Friday, March 13, 2009

Moral quandaries aside, it's time to abolish capital punishment, professor says

—Story by Lori Craig

The death penalty seems to be falling out of favor, but it’s not because people morally oppose the idea of executing vicious criminals. Instead, capital punishment increasingly is debated in terms of how it is applied, raising questions of innocence and wrongful conviction.

So says Frank R. Baumgartner, the Bruce R. Miller and Dean D. LaVigne Professor of Political Science at Penn State University, in his book The Decline of the Death Penalty and the Discovery of Innocence (Cambridge University Press 2008, with Suzanna De Boef and Amber E. Boydstun).

Baumgartner and Jody Armour, the Roy P. Crocker Professor of Law at USC Law, discussed this shift in a Feb. 19 talk, “The Death Penalty: Shifting Public Opinion and the Question of Innocence,” sponsored by USC Law, USC College of Letters, Arts and Sciences, and the Jesse M. Unruh Institute of Politics.

“In a democracy, the state is killing in my name, and if they’re going to kill in my name, I’d like them to get it right,” Baumgartner said. “There’s no reason to suspect that the state would operate flawlessly. We’ve never expected it to. But we’ve never applied the question of criminal justice from that dimension, certainly not the death penalty.

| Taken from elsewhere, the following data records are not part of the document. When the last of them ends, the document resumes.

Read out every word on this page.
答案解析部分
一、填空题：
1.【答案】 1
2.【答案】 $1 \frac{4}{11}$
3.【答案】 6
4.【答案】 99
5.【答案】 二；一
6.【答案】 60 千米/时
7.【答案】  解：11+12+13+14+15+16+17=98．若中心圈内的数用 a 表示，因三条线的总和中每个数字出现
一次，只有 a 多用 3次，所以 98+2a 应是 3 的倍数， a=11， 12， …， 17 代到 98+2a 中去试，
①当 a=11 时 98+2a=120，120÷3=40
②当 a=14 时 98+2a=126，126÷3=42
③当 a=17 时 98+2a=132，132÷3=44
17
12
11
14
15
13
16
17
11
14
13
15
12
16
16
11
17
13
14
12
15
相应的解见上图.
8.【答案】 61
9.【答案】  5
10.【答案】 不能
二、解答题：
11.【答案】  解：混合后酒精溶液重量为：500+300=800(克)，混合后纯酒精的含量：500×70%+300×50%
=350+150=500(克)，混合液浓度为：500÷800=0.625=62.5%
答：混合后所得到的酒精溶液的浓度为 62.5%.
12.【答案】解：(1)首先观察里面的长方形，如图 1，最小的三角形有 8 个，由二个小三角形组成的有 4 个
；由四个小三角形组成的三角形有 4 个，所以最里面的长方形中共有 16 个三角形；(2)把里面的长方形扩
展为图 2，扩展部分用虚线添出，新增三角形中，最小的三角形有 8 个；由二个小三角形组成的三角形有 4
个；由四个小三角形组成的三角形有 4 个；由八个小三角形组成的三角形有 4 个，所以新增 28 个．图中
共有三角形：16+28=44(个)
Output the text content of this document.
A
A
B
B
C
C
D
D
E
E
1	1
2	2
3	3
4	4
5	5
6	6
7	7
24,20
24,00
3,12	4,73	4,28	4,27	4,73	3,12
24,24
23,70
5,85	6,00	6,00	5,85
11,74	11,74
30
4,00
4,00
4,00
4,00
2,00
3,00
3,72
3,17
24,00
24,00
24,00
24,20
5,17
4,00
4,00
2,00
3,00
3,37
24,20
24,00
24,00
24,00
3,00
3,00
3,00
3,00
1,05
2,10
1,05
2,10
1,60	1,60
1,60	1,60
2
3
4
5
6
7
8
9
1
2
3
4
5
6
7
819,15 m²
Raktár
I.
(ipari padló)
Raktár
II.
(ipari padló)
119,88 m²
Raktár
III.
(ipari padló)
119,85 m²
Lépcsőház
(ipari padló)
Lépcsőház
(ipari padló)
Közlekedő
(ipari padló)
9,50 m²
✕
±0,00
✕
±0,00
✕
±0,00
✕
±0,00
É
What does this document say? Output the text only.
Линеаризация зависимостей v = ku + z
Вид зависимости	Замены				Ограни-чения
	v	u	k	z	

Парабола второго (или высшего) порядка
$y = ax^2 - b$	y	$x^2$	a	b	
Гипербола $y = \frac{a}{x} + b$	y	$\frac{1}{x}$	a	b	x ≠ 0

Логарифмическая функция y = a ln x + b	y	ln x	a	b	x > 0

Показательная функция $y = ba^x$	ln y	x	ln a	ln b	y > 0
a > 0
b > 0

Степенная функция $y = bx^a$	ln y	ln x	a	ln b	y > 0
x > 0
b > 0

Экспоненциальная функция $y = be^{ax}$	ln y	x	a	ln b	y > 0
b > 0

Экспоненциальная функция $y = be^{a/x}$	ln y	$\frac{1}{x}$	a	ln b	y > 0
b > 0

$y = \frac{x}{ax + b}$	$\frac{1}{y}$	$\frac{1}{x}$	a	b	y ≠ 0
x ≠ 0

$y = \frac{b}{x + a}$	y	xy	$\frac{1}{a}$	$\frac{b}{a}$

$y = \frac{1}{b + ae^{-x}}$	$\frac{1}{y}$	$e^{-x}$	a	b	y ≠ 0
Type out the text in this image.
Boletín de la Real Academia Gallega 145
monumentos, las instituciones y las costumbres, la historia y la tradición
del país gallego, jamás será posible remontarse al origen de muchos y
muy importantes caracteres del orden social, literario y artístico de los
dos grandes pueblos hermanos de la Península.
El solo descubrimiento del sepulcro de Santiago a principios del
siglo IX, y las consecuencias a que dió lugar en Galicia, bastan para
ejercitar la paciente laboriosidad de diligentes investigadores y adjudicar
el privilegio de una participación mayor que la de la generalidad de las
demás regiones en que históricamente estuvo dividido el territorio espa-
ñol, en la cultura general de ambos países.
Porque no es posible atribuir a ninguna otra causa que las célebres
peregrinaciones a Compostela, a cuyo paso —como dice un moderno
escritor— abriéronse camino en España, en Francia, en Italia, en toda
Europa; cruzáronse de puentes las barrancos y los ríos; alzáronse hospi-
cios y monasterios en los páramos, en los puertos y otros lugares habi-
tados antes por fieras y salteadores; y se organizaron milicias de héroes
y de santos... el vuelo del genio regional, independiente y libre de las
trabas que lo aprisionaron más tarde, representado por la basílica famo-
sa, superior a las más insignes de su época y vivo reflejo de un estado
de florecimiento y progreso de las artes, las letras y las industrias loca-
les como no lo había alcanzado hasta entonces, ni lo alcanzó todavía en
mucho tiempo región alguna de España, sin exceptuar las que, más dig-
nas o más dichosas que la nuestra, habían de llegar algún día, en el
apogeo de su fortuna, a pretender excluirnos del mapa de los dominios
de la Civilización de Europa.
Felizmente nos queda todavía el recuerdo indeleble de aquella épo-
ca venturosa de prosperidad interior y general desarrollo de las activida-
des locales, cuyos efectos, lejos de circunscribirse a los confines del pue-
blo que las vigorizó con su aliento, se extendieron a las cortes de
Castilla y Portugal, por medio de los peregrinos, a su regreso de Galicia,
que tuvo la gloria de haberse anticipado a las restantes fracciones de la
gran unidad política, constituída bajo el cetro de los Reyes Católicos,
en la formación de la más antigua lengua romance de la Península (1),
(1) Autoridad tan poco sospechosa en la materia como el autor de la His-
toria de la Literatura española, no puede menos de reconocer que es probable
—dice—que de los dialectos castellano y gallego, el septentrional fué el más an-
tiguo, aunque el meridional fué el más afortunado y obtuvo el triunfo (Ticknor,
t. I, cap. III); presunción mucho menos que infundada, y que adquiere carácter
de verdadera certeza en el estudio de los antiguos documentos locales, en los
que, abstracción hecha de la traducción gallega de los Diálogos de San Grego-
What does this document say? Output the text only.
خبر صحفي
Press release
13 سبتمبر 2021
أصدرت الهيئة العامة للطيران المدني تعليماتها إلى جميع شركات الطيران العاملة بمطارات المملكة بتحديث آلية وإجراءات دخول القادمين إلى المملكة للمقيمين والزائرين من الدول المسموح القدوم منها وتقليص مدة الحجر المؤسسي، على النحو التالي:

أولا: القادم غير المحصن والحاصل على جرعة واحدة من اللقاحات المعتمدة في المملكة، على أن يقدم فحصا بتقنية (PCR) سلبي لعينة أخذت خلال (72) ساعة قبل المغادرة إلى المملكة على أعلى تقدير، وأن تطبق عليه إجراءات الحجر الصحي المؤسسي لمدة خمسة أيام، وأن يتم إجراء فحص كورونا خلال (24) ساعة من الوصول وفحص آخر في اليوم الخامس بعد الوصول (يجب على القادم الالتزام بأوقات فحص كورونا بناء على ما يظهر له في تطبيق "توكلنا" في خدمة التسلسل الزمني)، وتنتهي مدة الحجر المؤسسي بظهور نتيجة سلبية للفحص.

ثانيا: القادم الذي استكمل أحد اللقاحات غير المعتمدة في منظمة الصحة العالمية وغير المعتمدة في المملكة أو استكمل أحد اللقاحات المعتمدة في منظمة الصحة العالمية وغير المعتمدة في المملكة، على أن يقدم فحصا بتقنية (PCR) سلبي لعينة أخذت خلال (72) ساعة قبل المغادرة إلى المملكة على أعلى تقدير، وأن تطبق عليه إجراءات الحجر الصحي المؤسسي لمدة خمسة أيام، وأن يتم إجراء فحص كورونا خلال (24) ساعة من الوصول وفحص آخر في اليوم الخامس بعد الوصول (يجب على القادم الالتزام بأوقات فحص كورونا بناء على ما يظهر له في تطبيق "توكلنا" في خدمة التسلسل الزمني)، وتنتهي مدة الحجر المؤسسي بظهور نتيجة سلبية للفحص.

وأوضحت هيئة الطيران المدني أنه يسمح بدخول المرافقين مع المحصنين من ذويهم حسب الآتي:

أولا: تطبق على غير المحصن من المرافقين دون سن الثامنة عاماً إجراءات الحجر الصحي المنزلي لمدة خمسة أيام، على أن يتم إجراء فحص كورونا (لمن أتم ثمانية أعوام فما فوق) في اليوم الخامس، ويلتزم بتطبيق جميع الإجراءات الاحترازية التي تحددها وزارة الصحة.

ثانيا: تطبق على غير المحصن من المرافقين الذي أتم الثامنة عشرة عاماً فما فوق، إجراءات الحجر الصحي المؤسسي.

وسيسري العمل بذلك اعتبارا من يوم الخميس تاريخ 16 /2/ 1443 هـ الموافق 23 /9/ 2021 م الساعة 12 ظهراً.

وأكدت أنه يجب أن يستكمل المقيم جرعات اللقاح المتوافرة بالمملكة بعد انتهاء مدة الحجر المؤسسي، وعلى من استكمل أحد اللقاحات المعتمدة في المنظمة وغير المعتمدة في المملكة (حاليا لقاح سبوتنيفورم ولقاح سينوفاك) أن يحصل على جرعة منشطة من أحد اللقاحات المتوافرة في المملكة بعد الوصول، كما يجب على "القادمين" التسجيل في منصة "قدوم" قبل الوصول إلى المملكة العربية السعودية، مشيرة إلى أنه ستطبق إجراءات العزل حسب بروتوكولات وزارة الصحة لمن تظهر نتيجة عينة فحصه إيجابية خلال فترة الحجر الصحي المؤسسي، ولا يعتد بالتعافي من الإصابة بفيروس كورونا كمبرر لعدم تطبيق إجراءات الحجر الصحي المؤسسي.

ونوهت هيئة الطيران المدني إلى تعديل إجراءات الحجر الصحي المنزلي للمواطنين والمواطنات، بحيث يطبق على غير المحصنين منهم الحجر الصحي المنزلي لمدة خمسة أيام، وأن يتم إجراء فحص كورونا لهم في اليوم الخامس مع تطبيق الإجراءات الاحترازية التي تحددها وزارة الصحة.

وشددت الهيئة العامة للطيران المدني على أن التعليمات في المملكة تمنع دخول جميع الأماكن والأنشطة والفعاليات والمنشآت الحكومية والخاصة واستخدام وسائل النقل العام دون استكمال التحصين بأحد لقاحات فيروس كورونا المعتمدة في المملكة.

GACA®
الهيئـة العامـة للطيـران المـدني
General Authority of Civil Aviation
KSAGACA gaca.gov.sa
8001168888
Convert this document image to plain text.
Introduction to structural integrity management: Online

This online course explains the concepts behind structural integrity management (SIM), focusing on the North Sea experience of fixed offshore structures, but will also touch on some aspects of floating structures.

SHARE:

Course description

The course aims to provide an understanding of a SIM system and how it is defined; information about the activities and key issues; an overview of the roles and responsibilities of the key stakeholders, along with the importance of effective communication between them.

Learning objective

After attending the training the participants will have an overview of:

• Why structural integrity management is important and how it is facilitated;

“It’s racist, it’s classist, it’s biased. It’s completely arbitrary,” he added.

Professor Armour, playing devil's advocate, countered by raising the issue of reasonable doubt, suggesting that society is willing to accept the consequences that come along with that burden of proof.

“We knew going in there we’re going to spend some innocent lives by pitching the standard at that level,” Armour said. “These are bad people. Do you want us to feel sympathy for a killer?”

It’s easy to say the system already has safeguards and there is due process, Baumgartner said, but it’s also safe to say there will be some human error.

For example, since the 1970s, 130 death row inmates have been exonerated.

“They were not pardoned. They were found innocent and released from prison altogether,” Baumgartner said. “Many of them had served more than 20 years, and all had served at least 10 years.”

He also pointed to a study by a Columbia Law School professor that said federal judges throw out 68 percent of state death penalty convictions.

“Isn’t that, though, just a necessary evil?” Armour said. “We want to express our condemnation in the strongest possible terms and shouldn’t be denied that. At the end of the day, maybe the cost is worth the benefit.

“At the end of the day, how many of us are going to have to worry about killing somebody and getting away with it?”